Many installers don’t cut fill pieces of carpet till they’ve positioned the drop piece and measured from the drop piece to the wall. This allows them to double-check the size of the fill piece(s) needed. As with finish carpentry, "measure twice, cut once” is good advice, especially if the walls aren’t parallel. Once you’ve cut the fill pieces and positioned them next to the edge of the drop piece, go around the perimeter of the floor and loosely notch the carpet where it butts against door jambs and corners, so the carpet will lie flat—but don’t trim the carpet edges yet. First you need to join the carpet sections, using hot – melt seam tape.
Join carpet seams before stretching and trimming the carpet. Correctly installed, hot-melt seams are strong enough to withstand stretching without separating.
Use the knee-kicker to draw the seam edges together. After lining up the carpet sections, roll back one section slightly and slip a piece of hot-melt seam tape under the carpet edge so that the tape will run exactly down the middle of the seam. The tape’s adhesive-coated side should face
up. Plug in the seam iron, and let it heat up. Once it’s hot, place the iron on top of the seam tape at the start of the seam and let the carpet flop down on both sides, covering all but the handle of the iron. Most irons take about 30 seconds to heat the tape at a given point.
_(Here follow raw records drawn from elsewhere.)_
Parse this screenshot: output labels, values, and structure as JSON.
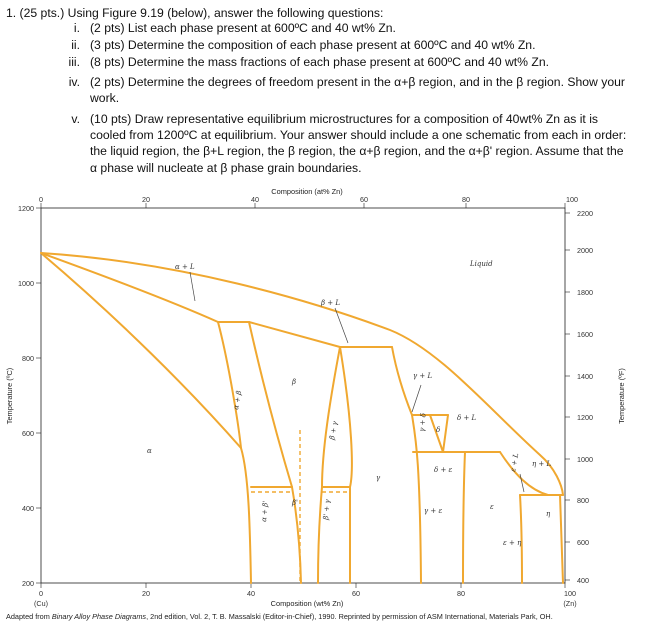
{
  "question": {
    "title": "1.  (25 pts.) Using Figure 9.19 (below), answer the following questions:",
    "items": [
      {
        "num": "i.",
        "text": "(2 pts) List each phase present at 600ºC and 40 wt% Zn."
      },
      {
        "num": "ii.",
        "text": "(3 pts) Determine the composition of each phase present at 600ºC and 40 wt% Zn."
      },
      {
        "num": "iii.",
        "text": "(8 pts) Determine the mass fractions of each phase present at 600ºC and 40 wt% Zn."
      },
      {
        "num": "iv.",
        "text": "(2 pts) Determine the degrees of freedom present in the α+β region, and in the β region. Show your work."
      },
      {
        "num": "v.",
        "text": "(10 pts) Draw representative equilibrium microstructures for a composition of 40wt% Zn as it is cooled from 1200ºC at equilibrium. Your answer should include a one schematic from each in order: the liquid region, the β+L region, the β region, the α+β region, and the α+β' region. Assume that the α phase will nucleate at β phase grain boundaries."
      }
    ]
  },
  "figure": {
    "top_axis_title": "Composition (at% Zn)",
    "bottom_axis_title": "Composition (wt% Zn)",
    "left_axis_title": "Temperature (ºC)",
    "right_axis_title": "Temperature (ºF)",
    "top_ticks": [
      "0",
      "20",
      "40",
      "60",
      "80",
      "100"
    ],
    "bottom_ticks": [
      "0",
      "20",
      "40",
      "60",
      "80",
      "100"
    ],
    "left_ticks": [
      "1200",
      "1000",
      "800",
      "600",
      "400",
      "200"
    ],
    "right_ticks": [
      "2200",
      "2000",
      "1800",
      "1600",
      "1400",
      "1200",
      "1000",
      "800",
      "600",
      "400"
    ],
    "corner_left": "(Cu)",
    "corner_right": "(Zn)",
    "phase_labels": {
      "alpha_L": "α + L",
      "liquid": "Liquid",
      "beta_L": "β + L",
      "gamma_L": "γ + L",
      "alpha_beta": "α + β",
      "beta": "β",
      "beta_gamma": "β + γ",
      "gamma_delta": "γ + δ",
      "delta": "δ",
      "delta_L": "δ + L",
      "delta_eps": "δ + ε",
      "alpha": "α",
      "gamma": "γ",
      "eps_L": "ε + L",
      "eta_L": "η + L",
      "beta_prime": "β'",
      "gamma_eps": "γ + ε",
      "epsilon": "ε",
      "alpha_betap": "α + β'",
      "betap_gamma": "β' + γ",
      "eta": "η",
      "eps_eta": "ε + η"
    }
  },
  "caption": {
    "prefix": "Adapted from ",
    "source_title": "Binary Alloy Phase Diagrams",
    "suffix": ", 2nd edition, Vol. 2, T. B. Massalski (Editor-in-Chief), 1990. Reprinted by permission of ASM International, Materials Park, OH."
  }
}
Once the adhesive has melted, move the iron farther along the tape. Then use a seam roller to embed the carpet backing in the melted adhesive. This operation isn’t difficult, but you must make sure that carpet edges butt together over the tape, rather than overlap each other. (Back-cutting the
carpets edges slightly with the row runner helps.) If it’s a cut-pile carpet, use a smooth roller to press the carpet backing into the seam tape; if it’s loop-pile carpet, use a star roller. After you roll a section of seam, weight it down as shown in the bottom right photo on p. 511. Continue along the seam—in roughly 12-in. increments—till the whole seam is bonded. Allow the adhesive to cool for 20 minutes to 30 minutes before stretching the carpet.